3- Prof. Dr. Mustafa Argunşah diyor ki: “Türkçenin ses düzeni; ahengi, yapısı
ve kurallarıyla dünyanın en seçkin dilleri arasında olduğunu yabancı ilim
adamları da her gün söylenmektedirler. Bunları ‘milletler arası’ akademik
toplantılarda tartışmaya açar ve sonuçlarını duyururlar. İşte bu araştırmaların
sonuncusunda dünyada ana dilini en erken öğrenen çocukların Türk çocukları
olduğu ortaya konuldu. Bu bizim çocuklarımızın üstün zekâlı oluşlarının değil,
dilimizin matematik prensiplerinin öğrenmeye ve öğretmeye uygun olmasından
ileri geliyor. ‘Milletlerarası Çocuk Dili Araştırmaları Derneği’nin
(International Association for the study of Child Language) Almanya’nın
başşehri Berlin’de yapılan 10. kongresinde Türk çocuklarının 2-3 yaşına kadar
Türkçeyi temel dil bilgisi esaslarına uygun olarak konuştukları ortaya konuldu.

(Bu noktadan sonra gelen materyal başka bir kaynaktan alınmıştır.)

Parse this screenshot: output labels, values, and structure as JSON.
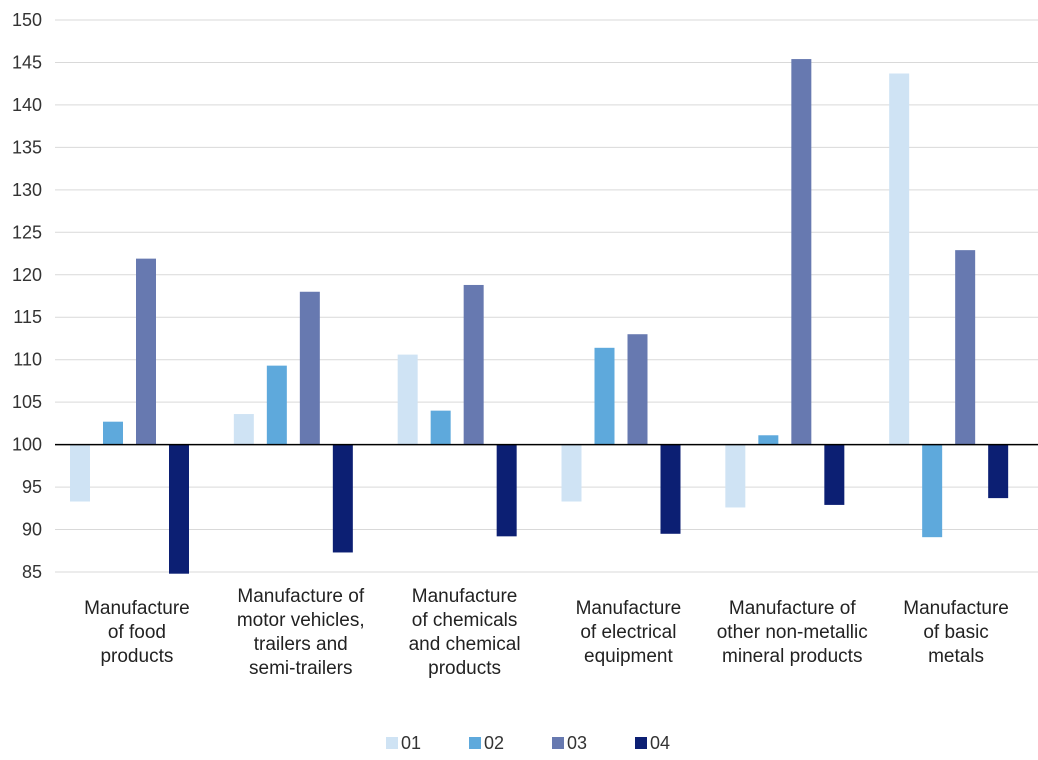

Aynı araştırmada Alman çocukları için bu sürenin 4-5 yıl olduğu
belirtiliyor.
4-Kongrede dil profesörü Klann Delius, Türkçenin kolay öğrenilen bir dil olduğunu
söylüyor ve şunları ekliyor: ‘Türkçenin şahıs ve zaman belirleyen ekleri
düzenli lego taşlarının yan yana dizilmesi gibidir.”
5- İngiliz müelliflerinden Charles Mac Farlane’in 1829’da neşredilen “Constantinople
et la Turque” isimli kitabında “Türk milletinin o kadar tatlı bir konuşma tarzı
vardır ki, bütün medeni milletlere örnek olabilir” ifadesini kullanıyor.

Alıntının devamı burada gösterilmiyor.